Experts use AI to understand what animals say
An international group of experts argue that tackling the long-standing challenge of decoding the communication systems of whales, crows, bats, and other animals is coming within reach, following breath-taking advances in artificial intelligence (AI) research.
In an article published in Science today (Friday 14 July), led by Professor Christian Rutz from the School of Biology at the University of St Andrews, the authors explain how cutting-edge machine-learning tools could provide transformative insights into the hidden lives of animals, with important implications for their conservation.
The prospect of understanding what animals say to each other, or of even initiating a conversation with another species, has fired humans’ imagination for millennia. But since there is no Rosetta Stone for translating animals’ communication signals, their meaning must be deciphered through careful observation and experimentation. Despite good research progress over the past few decades, collecting and analysing data is a challenging task. For example, annotating recordings of bird calls, whale songs or primate gestures is time-consuming, and even experienced biologists often struggle to differentiate seemingly similar signal types.
Rutz, an expert on animal behaviour and the use of miniature wildlife tracking devices, said: “The advent of machine learning has created exciting opportunities to make progress with the grand research challenge of understanding other animals. But there are significant risks that must be tackled head-on.”
Machine-learning algorithms effectively function as powerful pattern detectors and content generators. As such, they have revolutionised applications relying on the processing of both written and spoken human language, as illustrated by interactive chatbots. It is these tools researchers are now leveraging to identify and classify animals’ signals from audio and video recordings, and to conduct experiments that illuminate signal function (e.g., by playing back specific calls and observing an animal’s response).
The catch is that machine-learning methods require vast amounts of data. For example, the popular Chat GPT-3 language model was trained using hundreds of billions of ‘tokens’, which are roughly corresponding to words. “That’s the equivalent of over two million books the length of Charles Darwin’s On the Origin of Species,” explains co-author Dr Damián Blasi, who is a language scientist at Harvard University. “We need creative solutions for collecting data for wild animals.”
Major efforts are currently underway to gather suitable datasets for at least some species. Project CETI (Cetacean Translation Initiative), for example, studies the communicative behaviour of sperm whales. The project’s AI Lead, co-author Professor Michael Bronstein, who is the DeepMind Professor of AI at the University of Oxford, explains: “We use gentle, bioinspired whale-mounted tags, underwater robots, and a wide range of other methods to map the full richness of these animals’ communicative behaviour.”
As the authors argue in their article, understanding the communication context is key for making progress. “If we want to decode animal conversations, we need to know who talks to whom, and under what environmental and social conditions,” says co-author Professor Sonja Vernes, an expert on the vocal communication of bats, who holds joint affiliations at the University of St Andrews and the Max Planck Institute for Psycholinguistics. “Machine learning can help us to discover which signals animals are using and perhaps even what the signals mean, if we combine these approaches with well-designed experiments.”
Co-authors Aza Raskin and Katherine Zacarian, who are co-founders of the Earth Species Project (ESP), which studies the communication systems of a wide range of animal species, are particularly excited about the longer-term benefits of this research. “As we expand our understanding of other species’ communicative behaviour, we can use this knowledge to improve animal welfare in captive settings and to design more effective conservation strategies,” notes Zacarian. “Ultimately, we hope to initiate a cultural shift driving greater respect for the many species with which we share planet Earth.”
ESP is collaborating with Rutz and his colleagues on a study investigating the vocal repertoire of the critically endangered Hawaiian crow. Machine learning enables detailed comparisons of the vocalizations of the last surviving individuals, which are all held in conservation breeding centres run by San Diego Zoo Wildlife Alliance, to historical baseline recordings. “Lost calls could potentially be reintroduced,” according to Raskin. “Cultural restoration is a profoundly beautiful example of the benefits of this research.”

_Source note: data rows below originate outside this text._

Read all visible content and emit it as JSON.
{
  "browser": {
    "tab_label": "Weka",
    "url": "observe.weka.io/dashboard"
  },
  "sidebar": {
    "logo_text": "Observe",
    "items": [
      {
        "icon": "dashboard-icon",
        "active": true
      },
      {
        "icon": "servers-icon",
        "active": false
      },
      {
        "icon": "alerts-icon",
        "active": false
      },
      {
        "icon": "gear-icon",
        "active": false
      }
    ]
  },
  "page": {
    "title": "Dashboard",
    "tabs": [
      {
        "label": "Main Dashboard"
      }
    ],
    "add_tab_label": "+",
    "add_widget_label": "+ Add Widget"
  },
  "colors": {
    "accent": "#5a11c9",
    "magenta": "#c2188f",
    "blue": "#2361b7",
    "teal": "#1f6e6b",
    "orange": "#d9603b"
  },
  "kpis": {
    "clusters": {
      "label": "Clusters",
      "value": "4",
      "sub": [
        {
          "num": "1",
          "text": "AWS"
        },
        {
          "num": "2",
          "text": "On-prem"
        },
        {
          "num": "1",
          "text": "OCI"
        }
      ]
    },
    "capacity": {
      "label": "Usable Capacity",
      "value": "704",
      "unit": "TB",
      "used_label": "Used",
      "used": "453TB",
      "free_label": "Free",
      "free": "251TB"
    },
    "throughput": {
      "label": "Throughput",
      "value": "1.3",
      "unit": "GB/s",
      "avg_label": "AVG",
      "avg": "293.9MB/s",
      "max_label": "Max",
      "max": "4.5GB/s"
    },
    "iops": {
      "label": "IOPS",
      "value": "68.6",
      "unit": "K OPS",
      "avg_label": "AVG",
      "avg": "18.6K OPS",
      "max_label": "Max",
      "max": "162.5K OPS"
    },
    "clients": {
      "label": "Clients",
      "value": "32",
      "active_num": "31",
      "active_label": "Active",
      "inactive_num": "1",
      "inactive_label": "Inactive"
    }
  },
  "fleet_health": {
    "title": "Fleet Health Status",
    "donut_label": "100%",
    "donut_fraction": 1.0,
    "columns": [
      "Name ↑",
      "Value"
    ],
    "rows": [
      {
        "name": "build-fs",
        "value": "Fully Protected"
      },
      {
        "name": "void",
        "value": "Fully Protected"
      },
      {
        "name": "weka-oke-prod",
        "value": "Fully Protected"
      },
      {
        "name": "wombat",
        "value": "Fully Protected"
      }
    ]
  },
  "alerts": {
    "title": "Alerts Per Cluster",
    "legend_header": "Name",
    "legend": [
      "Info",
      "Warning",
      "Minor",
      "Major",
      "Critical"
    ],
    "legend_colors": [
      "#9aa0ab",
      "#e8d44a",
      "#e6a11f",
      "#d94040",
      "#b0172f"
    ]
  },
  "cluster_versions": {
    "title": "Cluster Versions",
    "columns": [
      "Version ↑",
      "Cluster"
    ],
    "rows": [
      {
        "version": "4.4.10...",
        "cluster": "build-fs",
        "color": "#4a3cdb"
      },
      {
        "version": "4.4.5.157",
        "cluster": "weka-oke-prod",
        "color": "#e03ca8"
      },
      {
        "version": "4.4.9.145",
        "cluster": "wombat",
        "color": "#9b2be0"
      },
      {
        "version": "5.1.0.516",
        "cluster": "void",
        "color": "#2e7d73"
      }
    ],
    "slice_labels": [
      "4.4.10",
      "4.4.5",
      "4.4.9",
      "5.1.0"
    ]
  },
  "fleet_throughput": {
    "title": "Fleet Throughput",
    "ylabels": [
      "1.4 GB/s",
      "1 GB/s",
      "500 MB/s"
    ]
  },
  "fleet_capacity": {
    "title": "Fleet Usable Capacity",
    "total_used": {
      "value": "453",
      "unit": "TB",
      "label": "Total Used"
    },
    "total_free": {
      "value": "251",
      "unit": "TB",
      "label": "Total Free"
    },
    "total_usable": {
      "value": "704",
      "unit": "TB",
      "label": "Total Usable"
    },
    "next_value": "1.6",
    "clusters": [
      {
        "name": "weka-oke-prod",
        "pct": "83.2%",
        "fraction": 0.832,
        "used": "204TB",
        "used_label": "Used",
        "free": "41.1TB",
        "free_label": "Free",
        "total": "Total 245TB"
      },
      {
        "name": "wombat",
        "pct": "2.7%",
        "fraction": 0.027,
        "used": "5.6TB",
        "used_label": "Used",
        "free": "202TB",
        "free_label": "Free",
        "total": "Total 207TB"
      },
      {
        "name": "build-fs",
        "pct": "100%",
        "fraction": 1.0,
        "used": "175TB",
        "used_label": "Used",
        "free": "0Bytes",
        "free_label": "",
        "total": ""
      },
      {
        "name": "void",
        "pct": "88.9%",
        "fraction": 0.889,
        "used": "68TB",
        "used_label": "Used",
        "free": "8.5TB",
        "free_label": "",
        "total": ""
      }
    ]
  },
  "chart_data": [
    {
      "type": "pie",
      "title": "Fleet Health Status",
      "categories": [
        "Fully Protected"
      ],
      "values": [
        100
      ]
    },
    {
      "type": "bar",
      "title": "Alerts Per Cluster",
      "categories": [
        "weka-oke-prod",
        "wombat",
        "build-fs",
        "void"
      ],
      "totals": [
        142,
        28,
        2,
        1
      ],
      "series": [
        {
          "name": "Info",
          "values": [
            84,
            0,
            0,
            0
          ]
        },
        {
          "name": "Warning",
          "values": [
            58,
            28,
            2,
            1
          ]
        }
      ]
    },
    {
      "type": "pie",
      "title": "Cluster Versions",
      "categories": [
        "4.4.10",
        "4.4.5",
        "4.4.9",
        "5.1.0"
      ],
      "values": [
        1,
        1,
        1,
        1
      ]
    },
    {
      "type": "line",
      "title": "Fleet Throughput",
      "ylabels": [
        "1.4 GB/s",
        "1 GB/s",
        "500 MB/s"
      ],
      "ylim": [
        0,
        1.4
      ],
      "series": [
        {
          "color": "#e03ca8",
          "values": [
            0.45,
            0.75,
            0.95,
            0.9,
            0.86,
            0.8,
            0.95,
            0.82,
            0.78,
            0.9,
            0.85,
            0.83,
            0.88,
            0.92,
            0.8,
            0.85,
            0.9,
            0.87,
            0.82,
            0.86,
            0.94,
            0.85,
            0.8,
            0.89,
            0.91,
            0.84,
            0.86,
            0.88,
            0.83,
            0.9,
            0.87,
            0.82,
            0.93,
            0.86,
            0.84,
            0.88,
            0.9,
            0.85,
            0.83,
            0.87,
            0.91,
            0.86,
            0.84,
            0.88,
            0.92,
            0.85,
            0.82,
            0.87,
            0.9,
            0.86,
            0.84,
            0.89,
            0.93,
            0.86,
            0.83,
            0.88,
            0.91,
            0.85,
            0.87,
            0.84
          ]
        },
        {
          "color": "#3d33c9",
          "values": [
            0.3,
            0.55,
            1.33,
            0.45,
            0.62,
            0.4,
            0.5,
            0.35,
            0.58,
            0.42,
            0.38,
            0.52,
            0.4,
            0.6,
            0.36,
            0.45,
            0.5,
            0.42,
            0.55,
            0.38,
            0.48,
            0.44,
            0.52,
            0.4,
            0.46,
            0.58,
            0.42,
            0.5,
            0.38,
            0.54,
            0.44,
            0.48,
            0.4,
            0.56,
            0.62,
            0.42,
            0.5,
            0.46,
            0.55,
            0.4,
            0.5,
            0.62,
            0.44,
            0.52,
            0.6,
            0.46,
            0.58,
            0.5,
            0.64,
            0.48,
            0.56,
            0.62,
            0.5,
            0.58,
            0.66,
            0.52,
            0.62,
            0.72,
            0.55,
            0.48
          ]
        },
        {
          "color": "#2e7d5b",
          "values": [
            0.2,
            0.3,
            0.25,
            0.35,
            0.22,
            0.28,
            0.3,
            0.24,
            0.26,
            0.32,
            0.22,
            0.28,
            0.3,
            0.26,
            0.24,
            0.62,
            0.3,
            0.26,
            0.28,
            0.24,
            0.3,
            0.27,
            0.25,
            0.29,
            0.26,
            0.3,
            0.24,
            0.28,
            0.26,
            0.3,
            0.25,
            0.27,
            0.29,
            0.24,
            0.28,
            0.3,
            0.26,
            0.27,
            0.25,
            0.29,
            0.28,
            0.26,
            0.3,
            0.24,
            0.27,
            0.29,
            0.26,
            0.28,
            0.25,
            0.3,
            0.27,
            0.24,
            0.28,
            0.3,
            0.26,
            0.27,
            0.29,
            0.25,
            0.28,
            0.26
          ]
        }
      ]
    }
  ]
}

In the future, it may even be possible to ‘listen in’ on the well-being of entire animal communities. “If we can identify communication signals that are associated with distress or avoidance, passive acoustic monitoring systems could be used to eavesdrop on how ‘happy’ or ‘unhappy’ animals are at the landscape level,” says Rutz. This would provide a powerful rapid assessment tool for ongoing biodiversity surveys and conservation work.
But the authors agree that major challenges lie ahead, including serious ethical questions – such as under what circumstances initiating conversations with wild animals may be acceptable. “This research promises far-reaching conservation and welfare benefits, but we must urgently come together to discuss its potential risks,” Rutz cautions.